Estava a sentir-me tão bem depois de jantar me apetecia sair um pouco pela noite, e como amanhã tenho uma viagem de muitas horas pela frente, gosto de me deitar tarde para dormir no avião. Informei-me com o recepcionista do hotel que me deu a direcção da zona mais animada:
Chicas buenas?! En la Ciudad Vieja, calle Maciel. Aí tienes...
Fui obrigado a interromper o homem, eu queria era a zona dos bares. Essa zona ele não sabia onde era, mas foi perguntar a um colega, que também só conhecia a primeira, mas foi suficientemente amável para ligar a uma amiga que lá deu as indicações para eu chegar ao que queria. Mas, pelo sim pelo não, apontei as duas moradas.
Entrei num táxi e lá fui eu triunfante para as loucuras da noite na capital do Uruguai.

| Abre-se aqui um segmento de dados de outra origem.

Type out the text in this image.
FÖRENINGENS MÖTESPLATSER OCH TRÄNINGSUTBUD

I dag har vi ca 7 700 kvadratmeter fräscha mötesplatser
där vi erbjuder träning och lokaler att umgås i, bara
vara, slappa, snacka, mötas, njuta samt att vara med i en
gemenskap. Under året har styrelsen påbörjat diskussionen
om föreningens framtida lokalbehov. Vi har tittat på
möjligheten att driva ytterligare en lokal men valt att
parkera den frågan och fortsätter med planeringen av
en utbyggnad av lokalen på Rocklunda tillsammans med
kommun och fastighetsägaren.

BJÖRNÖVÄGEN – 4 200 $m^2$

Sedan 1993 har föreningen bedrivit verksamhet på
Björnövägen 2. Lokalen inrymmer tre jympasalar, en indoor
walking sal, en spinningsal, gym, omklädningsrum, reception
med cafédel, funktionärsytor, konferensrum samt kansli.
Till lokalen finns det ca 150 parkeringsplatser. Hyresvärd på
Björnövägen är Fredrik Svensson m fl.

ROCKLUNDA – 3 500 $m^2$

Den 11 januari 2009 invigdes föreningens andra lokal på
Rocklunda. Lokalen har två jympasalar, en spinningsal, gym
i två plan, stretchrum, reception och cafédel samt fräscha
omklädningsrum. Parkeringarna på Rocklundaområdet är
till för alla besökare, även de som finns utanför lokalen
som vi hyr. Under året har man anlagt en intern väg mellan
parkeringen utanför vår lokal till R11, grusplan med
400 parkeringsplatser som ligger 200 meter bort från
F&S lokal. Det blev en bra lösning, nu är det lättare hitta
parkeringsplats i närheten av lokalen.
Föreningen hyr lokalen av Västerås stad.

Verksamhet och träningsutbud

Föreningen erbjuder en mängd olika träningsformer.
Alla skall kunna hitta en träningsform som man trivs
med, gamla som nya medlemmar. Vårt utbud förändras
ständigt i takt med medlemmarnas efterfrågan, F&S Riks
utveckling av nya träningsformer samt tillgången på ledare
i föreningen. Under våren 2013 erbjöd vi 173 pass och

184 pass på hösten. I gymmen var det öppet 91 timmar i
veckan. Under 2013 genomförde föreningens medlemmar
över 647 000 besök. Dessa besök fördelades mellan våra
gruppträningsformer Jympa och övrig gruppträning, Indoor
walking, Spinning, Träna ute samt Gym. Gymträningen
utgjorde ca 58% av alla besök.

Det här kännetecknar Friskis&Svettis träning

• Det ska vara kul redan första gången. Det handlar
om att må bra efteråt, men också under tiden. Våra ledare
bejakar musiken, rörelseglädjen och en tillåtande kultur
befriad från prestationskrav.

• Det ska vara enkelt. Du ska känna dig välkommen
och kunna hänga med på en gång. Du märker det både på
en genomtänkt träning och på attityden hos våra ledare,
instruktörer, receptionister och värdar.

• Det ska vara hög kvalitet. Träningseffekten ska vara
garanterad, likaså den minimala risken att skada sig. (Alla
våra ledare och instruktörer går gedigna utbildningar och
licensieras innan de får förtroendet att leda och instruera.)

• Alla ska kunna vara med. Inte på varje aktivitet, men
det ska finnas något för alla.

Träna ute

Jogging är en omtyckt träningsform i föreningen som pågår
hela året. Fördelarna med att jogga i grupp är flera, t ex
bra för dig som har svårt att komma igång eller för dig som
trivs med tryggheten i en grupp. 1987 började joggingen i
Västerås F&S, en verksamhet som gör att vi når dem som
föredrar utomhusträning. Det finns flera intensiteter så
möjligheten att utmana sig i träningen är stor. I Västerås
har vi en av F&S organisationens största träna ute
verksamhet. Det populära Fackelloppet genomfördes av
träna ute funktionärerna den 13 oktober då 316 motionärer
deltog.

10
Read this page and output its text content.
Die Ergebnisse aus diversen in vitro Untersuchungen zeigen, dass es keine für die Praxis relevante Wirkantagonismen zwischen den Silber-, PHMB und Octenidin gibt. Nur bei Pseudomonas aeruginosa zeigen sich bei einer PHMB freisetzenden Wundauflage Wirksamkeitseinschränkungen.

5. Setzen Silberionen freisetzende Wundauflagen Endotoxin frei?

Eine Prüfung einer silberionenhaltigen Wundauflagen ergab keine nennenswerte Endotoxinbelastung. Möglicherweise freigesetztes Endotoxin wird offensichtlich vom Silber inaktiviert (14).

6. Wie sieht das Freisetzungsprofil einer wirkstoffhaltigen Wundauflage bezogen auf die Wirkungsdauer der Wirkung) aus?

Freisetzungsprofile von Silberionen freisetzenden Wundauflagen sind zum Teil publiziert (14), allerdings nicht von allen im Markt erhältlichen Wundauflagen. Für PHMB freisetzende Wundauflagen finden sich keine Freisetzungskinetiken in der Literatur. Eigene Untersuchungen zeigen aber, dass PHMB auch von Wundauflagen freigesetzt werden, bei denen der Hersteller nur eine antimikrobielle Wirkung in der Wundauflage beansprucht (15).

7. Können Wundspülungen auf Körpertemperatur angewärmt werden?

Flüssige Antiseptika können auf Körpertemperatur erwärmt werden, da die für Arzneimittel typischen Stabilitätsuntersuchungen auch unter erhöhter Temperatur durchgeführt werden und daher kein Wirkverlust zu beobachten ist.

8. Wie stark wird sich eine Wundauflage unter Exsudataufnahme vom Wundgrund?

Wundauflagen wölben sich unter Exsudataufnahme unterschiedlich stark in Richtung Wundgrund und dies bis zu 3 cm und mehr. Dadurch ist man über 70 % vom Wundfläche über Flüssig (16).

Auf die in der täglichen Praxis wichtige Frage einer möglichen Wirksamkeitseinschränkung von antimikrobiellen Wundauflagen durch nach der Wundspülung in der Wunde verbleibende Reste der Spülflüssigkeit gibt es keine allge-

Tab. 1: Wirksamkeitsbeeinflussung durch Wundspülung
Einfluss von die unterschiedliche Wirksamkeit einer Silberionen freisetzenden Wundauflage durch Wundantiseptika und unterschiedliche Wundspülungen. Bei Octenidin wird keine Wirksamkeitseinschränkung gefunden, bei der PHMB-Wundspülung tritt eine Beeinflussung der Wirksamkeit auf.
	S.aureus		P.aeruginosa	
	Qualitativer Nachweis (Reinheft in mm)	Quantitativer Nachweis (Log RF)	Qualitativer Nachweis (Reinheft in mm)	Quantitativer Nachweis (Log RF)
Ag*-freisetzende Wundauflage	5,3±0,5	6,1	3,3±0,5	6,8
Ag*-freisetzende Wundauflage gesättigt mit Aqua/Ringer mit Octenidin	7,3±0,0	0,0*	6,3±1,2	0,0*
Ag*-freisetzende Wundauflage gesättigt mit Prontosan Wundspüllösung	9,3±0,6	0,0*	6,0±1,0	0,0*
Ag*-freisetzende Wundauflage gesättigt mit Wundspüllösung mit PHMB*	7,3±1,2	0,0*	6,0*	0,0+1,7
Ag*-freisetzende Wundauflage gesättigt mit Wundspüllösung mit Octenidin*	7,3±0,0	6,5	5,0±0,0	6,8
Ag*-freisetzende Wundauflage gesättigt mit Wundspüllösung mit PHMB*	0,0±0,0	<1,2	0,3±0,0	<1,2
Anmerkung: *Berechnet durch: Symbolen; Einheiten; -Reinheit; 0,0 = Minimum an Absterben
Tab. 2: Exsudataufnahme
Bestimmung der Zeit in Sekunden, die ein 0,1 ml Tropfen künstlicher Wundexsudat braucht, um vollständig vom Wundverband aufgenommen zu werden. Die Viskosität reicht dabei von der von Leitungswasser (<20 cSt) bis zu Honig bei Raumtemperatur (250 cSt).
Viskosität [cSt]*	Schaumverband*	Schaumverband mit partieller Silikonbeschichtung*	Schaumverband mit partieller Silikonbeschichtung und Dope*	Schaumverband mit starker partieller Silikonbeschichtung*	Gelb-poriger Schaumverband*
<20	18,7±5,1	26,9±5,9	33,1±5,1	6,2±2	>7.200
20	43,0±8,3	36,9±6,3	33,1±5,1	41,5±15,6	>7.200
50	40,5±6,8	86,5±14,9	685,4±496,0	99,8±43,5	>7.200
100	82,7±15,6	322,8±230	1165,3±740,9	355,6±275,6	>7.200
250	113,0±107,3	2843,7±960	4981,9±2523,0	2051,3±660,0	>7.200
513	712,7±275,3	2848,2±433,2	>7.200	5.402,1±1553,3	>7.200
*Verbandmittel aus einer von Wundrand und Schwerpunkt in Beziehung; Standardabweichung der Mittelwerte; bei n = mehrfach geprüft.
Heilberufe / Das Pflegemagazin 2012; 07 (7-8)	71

Para os copos sozinho, a forma mais decadente de beber Sprite, sim porque eu, ainda por cima, não bebo álcool.
A certa altura o taxista pára o carro e diz que chegamos. Não podia ser, a rua estava deserta e os inúmeros bares vazios. As esplanadas vazias, tudo vazio. Eu nem queria acreditar: tinha corrido meia cidade e já tinham todos ido dormir!
Vendo o meu perplexo o pobre do taxista acordou-me do meu desmaio de desilusão.
Es muy temprano.
Basculhei o meu dicionário de español/português, isto porque a palavra não constava no meu dicionário mental de Portunhol, e lá descobri: era muito cedo. O homem explicou-me depois que aquela zona só começava a ter vida por volta da meia-noite.
E é aqui que entra o discurso sobre o raciocínio, porque se eu de facto fosse dotado de capacidade cognitivas vulgares, não precisavam de ser mais do que vulgares, teria feito um raciocínio simples: se ás 22h30 as pessoas estão a começar a jantar, então elas não podem estar nos bares, então só podem ir para os bares mais tarde. Um raciocínio ao alcance da gloriosa Lili Caneças, essa sim possuidora de invejáveis capacidades cognitivas.
Envergonhado e derrotado, mandei-o voltar para o hotel, mas, chegando aí, incapaz de encarar o recepcionista a quem, 15 minutos antes, eu havia pedido, com uma expressão sedenta de grandes festas, a informação, decidi, num último e dilacerante folgo de coragem e vontade, caminhar pelos quarteirões adjacentes ao Hotel, pelo menos para fazer algum tempo e digerir o jantar.
Passei dois quarteirões quando percebi que a minha epopeia nocturna estaria prestes a levar um revés. À minha frente estava um luminoso casino, com todas aquelas brilhantes máquinas de fazer dinheiro. Fazer dinheiro para o casino, claro. Como sempre pensa um jogador, que definitivamente não sou, com tanto azar, eu devia ter percebido que não era azar mas sim pura estupidez, eu aqui só posso ter sorte. Fui ainda inspirado por aquele velho ditado inventado por mim que diz “azar ao amor sorte ao jogo”, e como a Marta está em Portugal, desde que eu viajei para cá que em matéria de amor eu só posso não só ter mas também estar com azar. Por isso o desfecho lógico da minha noite no casino só poderia ser um: o que todos imaginam.
Assim estou a acabar a noite no quarto do hotel, a escrever este post e a esperar que as horas passem para eu ir dormir, pouco, nas esperança de que as onze horas de viagem amanhã passem sem eu sentir, pelo menos até a hospedeira me acordar de um sonho por certo maravilhoso para eu comer uma refeição por certo horrível. E isto na vida não há nada como ter certezas.
Para o fim deixo algumas fotografias de Montevideo, de dia claro, a noite eu estou a tentar esquecer.
É neste momento uma da manhã, e escusado será dizer que deve andar aqui pela cidade muita gente a divertir-se...






2 comentários:

Unknown disse...

Bem, conseguiste "agarrar-me" ao teu post. Estou desejoso por reiniciar a leitura por aqui abaixo (em ordem cronológica inversa à tua escrita, mas pronto...)
P.S. E afinal, posso concluir que não chegaste a utilizar o papel com a 2.ª morada? ;)

Paulo Silva Couto disse...

Bem, usei o papel com a segunda morada mas por mero interesse jornalistico. Passei por lá, pelas ruas. Só para ficar com uma ideia, para poder contar claro. Mas acho que também deviam estar a comer ainda, ou eram elas a sobremesa....!?